Golda smiled at him.

“You had better go and see,” she said.

He darted from the room and across to his studio panting with excitement, persuading himself at every step that she was there, waiting for him, perhaps hiding to tease him, for she was a terrible tease.

By the time he reached his studio he was so convinced that she was there that he hardly dared open the door. He pushed it open very gently and peered in. The room was empty, but he felt sure that she was there. He peeped round the corner into his bedroom. She was not there. He had to believe it, and came dejectedly back into the studio.

On his painting-table were autumn flowers daintily arranged in the old jug he used for a vase. He buried his face in them. She was there! She was there in the sweetness and fragrance of the flowers.

[VII
CONFLICT]

MORRISON had fought bravely through her storms and difficulties. She frightened Clowes with the violence of her efforts and the terrible strain she inflicted on her vitality. There were times when she thought the simplest way would be to cut adrift from all her old associations and to throw in her lot with Mendel, to give him his desire and so save him from the terrible life he was leading. But that was too drastic, too simple. She could only have done it on a great impulse, but always her deepest feelings shrank from it, and without her deepest feelings she could not go to him, for they were engaged most of all. . . . She felt cramped and confined, as though her love were a cord wound round and round her limbs, and she could not, she would not go to him bound. He must release her; she must compel him to release her. If it took half her lifetime she would so compel him. Her will was concentrated upon him. She would not have their love droop from the high sympathy it had known, nor should it be torn from it by his savage strength and the adorable violence of his passion. Neither, on the other hand, would she turn back from him. That would be to deny her freedom which she had bought so dearly. She had thought her freedom would give her the easy joy of flowers and clouds and birds, and she still believed in that easy joy, but it lay beyond the tangled web of this love for the strange, dark, faunlike creature whom she had found in the woods. If she turned back, if she denied the urgent emotions that drove her on, she had nothing to turn to but the old captivity, the life where all difficulties were arranged for, where all roads led to marriage, where men could only talk to women in a half-patronizing, half-flirtatious way that led to a ridiculous meeting of the senses, then to an engagement, and so to church. To that she would never, never return. She had fought her way out of it. She had learned to live by herself, within herself, to wrestle with her thoughts and emotions and to get them into shape. (It had been at a great cost to her external tidiness and orderliness, but that too she hoped to tackle in time.) She had won all this, and she had found a glorious outlet in work. So far as she had gone she had been successful, and she was ambitious, terribly ambitious, to show that a woman could do good work.

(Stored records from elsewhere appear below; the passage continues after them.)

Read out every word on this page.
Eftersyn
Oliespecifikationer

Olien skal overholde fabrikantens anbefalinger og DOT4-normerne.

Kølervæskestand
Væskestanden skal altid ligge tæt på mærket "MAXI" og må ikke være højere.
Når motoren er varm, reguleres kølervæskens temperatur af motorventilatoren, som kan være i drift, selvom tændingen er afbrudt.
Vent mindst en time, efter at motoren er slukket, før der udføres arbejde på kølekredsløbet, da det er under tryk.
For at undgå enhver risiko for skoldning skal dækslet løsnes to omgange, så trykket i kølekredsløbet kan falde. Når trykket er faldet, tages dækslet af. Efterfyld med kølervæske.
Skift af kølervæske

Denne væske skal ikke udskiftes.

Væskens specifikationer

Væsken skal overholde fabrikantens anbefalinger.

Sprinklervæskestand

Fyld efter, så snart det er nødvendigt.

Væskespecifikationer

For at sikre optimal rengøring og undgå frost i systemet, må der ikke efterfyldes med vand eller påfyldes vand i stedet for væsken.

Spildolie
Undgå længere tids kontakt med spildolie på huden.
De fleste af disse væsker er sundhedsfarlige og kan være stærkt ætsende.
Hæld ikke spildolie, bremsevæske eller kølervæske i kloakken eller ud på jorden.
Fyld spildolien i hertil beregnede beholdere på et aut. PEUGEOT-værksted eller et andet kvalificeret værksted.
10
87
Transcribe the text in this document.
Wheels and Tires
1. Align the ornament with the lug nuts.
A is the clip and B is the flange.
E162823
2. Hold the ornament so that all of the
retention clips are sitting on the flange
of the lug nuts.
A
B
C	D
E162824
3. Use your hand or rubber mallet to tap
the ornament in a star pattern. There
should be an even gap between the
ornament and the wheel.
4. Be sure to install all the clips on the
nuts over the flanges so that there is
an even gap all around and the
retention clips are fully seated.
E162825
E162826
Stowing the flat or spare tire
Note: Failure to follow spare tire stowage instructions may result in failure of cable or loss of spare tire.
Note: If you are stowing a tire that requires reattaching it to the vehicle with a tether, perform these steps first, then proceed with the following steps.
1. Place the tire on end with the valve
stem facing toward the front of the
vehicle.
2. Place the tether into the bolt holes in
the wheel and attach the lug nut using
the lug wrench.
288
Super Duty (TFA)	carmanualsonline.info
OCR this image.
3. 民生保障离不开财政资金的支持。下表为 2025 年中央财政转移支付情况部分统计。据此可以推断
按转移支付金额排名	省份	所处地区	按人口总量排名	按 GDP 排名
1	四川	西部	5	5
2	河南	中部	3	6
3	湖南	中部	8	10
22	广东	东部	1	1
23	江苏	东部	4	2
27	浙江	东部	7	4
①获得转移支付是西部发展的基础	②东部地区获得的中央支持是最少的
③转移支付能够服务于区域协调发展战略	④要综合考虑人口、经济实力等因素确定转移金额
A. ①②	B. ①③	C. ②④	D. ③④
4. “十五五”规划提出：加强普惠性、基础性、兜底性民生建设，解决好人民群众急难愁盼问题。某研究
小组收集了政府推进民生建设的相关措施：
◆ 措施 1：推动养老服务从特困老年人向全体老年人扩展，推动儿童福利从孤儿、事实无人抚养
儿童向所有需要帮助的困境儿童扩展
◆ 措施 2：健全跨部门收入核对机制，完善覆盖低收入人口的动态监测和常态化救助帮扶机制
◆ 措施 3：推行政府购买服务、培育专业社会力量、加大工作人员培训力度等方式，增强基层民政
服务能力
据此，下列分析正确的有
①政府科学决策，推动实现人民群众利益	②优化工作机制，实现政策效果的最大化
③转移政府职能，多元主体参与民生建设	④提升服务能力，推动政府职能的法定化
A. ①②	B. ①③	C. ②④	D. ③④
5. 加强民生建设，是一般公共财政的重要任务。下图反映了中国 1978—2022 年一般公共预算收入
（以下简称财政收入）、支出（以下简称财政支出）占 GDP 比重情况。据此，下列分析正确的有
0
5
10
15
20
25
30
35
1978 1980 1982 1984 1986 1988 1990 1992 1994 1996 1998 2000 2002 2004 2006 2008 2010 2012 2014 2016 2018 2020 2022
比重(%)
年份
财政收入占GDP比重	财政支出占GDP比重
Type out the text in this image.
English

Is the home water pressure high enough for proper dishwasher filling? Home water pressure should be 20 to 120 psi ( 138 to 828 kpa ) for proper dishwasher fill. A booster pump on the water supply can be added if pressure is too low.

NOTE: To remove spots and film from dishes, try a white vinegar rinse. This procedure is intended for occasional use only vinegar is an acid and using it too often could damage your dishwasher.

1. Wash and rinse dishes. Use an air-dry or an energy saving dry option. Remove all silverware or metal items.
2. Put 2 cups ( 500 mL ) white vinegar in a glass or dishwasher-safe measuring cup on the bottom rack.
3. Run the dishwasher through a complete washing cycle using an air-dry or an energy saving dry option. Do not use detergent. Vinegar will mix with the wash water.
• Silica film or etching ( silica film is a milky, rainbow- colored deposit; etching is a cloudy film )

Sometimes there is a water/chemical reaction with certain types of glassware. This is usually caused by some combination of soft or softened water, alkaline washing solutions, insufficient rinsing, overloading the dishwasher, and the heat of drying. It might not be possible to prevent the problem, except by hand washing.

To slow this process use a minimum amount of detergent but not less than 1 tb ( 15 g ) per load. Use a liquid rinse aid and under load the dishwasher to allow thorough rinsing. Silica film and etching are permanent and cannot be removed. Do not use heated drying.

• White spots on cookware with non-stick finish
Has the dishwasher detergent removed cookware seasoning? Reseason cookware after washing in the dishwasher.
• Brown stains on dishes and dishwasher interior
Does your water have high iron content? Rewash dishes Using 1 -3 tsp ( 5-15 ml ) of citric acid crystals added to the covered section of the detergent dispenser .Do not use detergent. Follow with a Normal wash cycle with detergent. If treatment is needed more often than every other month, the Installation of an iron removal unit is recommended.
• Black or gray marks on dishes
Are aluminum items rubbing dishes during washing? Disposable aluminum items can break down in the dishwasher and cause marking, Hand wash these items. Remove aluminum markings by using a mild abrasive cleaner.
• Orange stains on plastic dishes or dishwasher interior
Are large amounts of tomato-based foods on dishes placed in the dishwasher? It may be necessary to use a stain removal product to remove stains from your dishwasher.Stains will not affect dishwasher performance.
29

And then there was the dark side of Mendel’s life—Logan, Oliver, Jessie Petrie. At the thought of it she shuddered, but her honesty made her confess that it made no difference to her central feeling. It had shocked her, outraged her, roused her to a fury of jealousy, but that she would not have. She fought it down inch by inch until she had it so well in control that, whenever it reared its head, she could crush it down.

Many a tear had it cost her, but she insisted that she must understand.